Friday, June 25, 2010

L'Anse Aux Meadows Groswater Palaeoeskimo Harpoon

The harpoon; reproduction and artifact
Here's a look at the completed Groswater Palaeoeskimo harpoon reproduction based on that amazingly preserved wood shaft found in a bog on Newfoundland's Northern Peninsula.  The tamarack harpoon shaft was recovered during archaeological excavations at L'Anse aux Meadows in the 1970s.  The original artifact was radiocarbon dated to 2970+/-110BP and this reproduction illustrates how it would have looked when it was first made and used almost 30 centuries ago.

The artifact was a remarkably complete and well preserved harpoon mainshaft
wrapping the icepick onto the mainshaft
The harpoon has a square cross-section with slightly rounded edges.  Its remarkably consistent in width and thickness along its 121 cm length, varying only a millimetre or two between 23 and 24 mm from end to end.  It only deviated from that constant diameter where the wood worker removed wood to allow another piece of the harpoon to be strapped into place.

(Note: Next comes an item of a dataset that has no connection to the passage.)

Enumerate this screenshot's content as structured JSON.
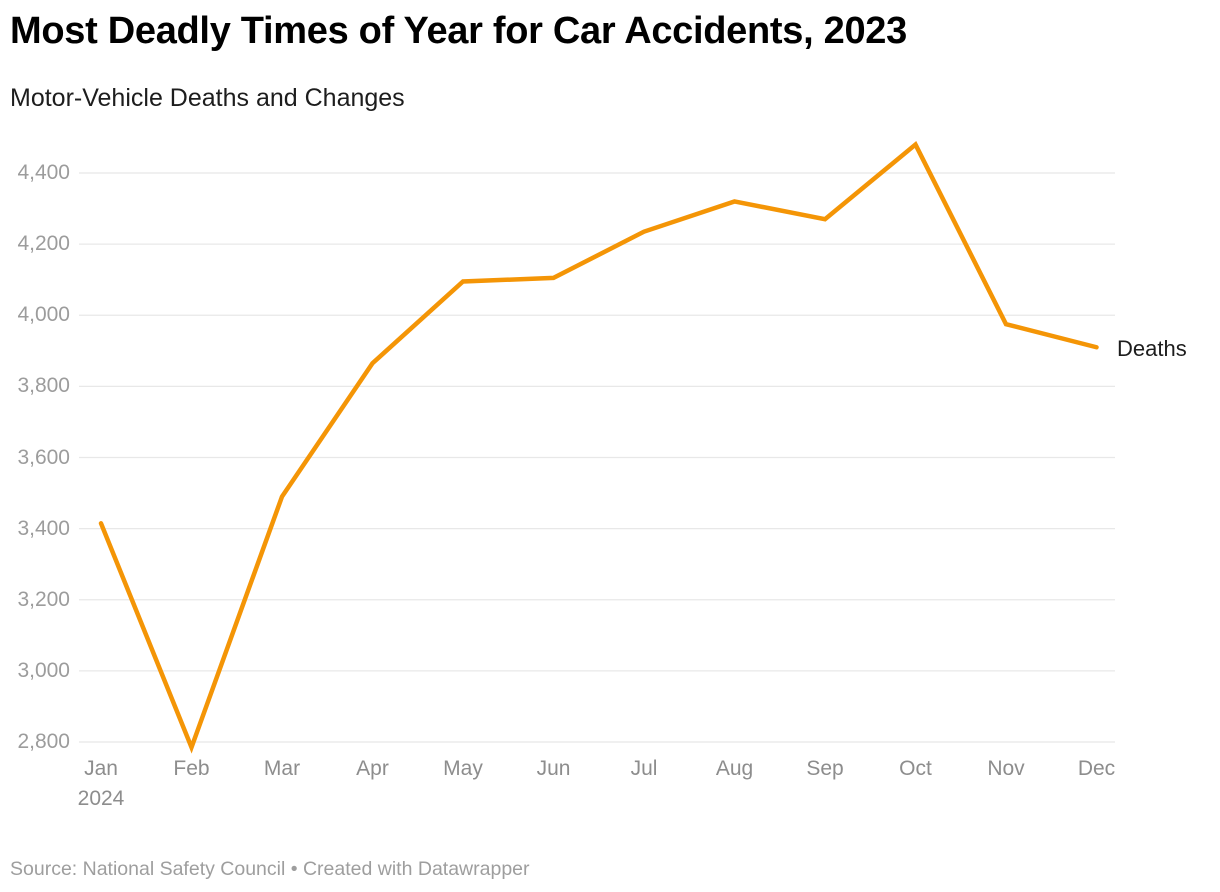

There is a long taper at the base where something would have been scarfed onto the mainshaft.  Sometimes Palaeoeskimo harpoons were scarfed together out of several short sections of wood, especially at sites above the treeline where the only available wood would be driftwood. 
Most of the ice pick is under the lashing
The L'Anse aux Meadows harpoon is long enough as it is, so I don't believe that an extra wood section would have been lashed to the scarf.  I think its more likely that it was an icepick of some kind, made from bone, antler or ivory.  We decided to use whalebone on the reproduction.  Ice picks were handy tools when hunting seals on the ice, to test for dangerously thin ice while walking,  to chip away and enlarge a seal's breathing hole, or to pin into the ice to create added leverage while hauling the harpooned prey out of the water.

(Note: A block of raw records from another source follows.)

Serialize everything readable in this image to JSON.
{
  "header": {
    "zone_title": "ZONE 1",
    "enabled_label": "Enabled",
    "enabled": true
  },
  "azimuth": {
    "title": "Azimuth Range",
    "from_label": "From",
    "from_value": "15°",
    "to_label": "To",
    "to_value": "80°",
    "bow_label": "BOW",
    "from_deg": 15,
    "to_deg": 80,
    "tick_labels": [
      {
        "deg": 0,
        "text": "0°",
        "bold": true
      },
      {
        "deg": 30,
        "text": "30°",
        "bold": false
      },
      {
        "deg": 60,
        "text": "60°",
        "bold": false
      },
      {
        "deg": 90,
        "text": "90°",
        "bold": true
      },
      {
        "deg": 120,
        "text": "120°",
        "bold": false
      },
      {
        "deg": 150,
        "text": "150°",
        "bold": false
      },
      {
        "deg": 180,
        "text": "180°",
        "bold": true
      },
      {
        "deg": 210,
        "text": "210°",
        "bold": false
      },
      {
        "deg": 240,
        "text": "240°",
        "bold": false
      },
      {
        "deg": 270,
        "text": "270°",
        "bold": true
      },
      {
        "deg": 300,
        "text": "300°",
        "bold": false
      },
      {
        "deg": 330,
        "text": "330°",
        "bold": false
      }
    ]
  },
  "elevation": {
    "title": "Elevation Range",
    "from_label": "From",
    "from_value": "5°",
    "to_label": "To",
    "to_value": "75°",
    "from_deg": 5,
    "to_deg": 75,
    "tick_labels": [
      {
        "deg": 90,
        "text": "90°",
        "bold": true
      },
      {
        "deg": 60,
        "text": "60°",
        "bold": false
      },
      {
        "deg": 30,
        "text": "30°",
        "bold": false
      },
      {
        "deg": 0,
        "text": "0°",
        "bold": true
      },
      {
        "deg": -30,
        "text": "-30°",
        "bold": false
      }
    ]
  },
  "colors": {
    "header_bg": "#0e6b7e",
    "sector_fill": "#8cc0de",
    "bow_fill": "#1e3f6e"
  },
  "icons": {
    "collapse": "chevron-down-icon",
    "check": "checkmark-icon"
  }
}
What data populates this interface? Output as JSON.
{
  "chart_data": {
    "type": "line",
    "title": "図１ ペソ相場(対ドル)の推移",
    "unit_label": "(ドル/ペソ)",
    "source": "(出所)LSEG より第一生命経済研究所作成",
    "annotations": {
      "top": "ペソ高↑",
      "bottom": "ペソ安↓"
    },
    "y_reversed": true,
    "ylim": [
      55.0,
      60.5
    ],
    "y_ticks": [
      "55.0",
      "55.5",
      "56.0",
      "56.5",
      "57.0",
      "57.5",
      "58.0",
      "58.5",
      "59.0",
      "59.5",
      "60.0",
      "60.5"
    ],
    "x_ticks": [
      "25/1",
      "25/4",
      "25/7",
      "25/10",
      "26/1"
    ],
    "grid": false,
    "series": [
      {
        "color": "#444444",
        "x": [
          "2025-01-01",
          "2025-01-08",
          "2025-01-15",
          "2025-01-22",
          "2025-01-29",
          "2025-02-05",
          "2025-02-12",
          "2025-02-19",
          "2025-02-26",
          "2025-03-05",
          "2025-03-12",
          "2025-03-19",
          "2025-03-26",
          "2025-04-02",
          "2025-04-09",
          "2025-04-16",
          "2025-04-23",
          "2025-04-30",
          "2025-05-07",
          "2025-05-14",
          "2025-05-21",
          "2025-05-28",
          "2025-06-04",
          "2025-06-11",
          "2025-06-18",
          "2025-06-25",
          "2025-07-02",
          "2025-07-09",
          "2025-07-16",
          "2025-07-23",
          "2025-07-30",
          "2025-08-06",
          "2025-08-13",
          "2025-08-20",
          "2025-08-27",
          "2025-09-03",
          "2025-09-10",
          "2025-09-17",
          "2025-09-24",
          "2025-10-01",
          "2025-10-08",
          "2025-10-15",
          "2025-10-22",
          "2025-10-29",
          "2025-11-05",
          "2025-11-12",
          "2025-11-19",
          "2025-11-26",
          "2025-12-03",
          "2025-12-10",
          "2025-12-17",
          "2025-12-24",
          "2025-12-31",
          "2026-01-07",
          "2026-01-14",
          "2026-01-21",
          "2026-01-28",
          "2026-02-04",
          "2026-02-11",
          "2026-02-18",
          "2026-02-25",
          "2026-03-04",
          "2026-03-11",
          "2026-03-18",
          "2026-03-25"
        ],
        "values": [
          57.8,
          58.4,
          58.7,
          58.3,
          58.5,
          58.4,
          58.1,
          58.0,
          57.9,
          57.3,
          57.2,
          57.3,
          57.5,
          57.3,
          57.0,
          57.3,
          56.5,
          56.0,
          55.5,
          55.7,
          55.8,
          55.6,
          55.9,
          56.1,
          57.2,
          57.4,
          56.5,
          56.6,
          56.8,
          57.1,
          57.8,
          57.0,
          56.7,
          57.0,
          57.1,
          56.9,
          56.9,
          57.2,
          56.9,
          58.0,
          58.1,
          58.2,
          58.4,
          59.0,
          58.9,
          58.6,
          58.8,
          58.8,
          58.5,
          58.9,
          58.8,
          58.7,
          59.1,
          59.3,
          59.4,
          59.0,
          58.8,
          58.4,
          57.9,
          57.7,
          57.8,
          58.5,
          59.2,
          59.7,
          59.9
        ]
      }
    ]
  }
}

The narrowings on the artifact told me wear to add the lashings on the reproduction
The harpoon line passes through the strap
A narrowing was added to the shaft close to the foreshaft socket that I believe was designed to lash the harpoon line in place.  Having some place on the mainshaft to secure the harpoon line would allow some tension to be put in the line to help secure the harpoon head and it would also keep all of the harpoon pieces together when the the seal was stabbed.  I can't be certain exactly how this lashing would have worked, but I think the narrowing in the wood indicates where the line was attached.

A clever slipknot to create line tension
Here's an interesting trick that I just learned from Eskimos and Explorers by Wendell Oswalt to attach the harpoon line to this type of lashing.  Rather than thread the entire line through the lashing, a single small loop could be threaded through.  This creates a kind of slip knot that lets the harpooner place tension in the line to help secure the harpoon head, but the moment that the prey tugs on the harpoon head it would let go and allow the harpoon head to detach and toggle.   If you search out Oswalt's book, he also has an excellent description of how ice picks were used to create leverage while hauling a harpooned walrus out of the water.

The socket still works
I think when you see the socketed end of the main shaft next to the reproduction you can see how carefully shaped and well-preserved the artifact is.  It might look like a random fracture at first, but you can see how carefully prepared the the scarfed surface is, how the binding area for the scarf lashing is carved out, and even the depth and shape of the socket for the foreshaft.  The lashing is there to secure a small wedge of wood that forms the other half of the open socket.  I explained that in a previous post.

There is some damage to the socket, but you can still see the well defined lashing area and the start of the scarf join at the tip of the harpoon.
The harpoon head would toggle inside the seal
I made two copies of the harpoon, one for L'Anse Aux Meadows and one for myself.  Both are identical, with a Tamarack shaft with sealskin bindings, a whalebone ice pick, antler foreshaft, antler harpoon head, chert endblade with sinew lashings and a sealskin line with a braided sinew lanyard.  The chert endblades are based on artifacts that were found in the Groswater component at L'Anse aux Meadows and tied on to open socket, Groswater style toggling harpoon heads.

You can read the previous posts documenting the reconstruction of this artifact by following these links:

L'Anse aux Meadows Harpoon - First Impressions

The Hunt for Tamarack

Return to the L'Anse aux Meadows Harpoon

Area Man Makes Scraper, Looks at Harpoon

Adze and Harpoon Build Photos

The complete set of Palaeoeskimo artifacts and reproductions for L'Anse aux Meadows

Photo Credits: Tim Rast

1 comment:

  1. Absolutely incredible job Tim.
    I used to think that the scoop John found at FdL was the neatest organic artifact I had seen, but this harpoon surpasses it by far!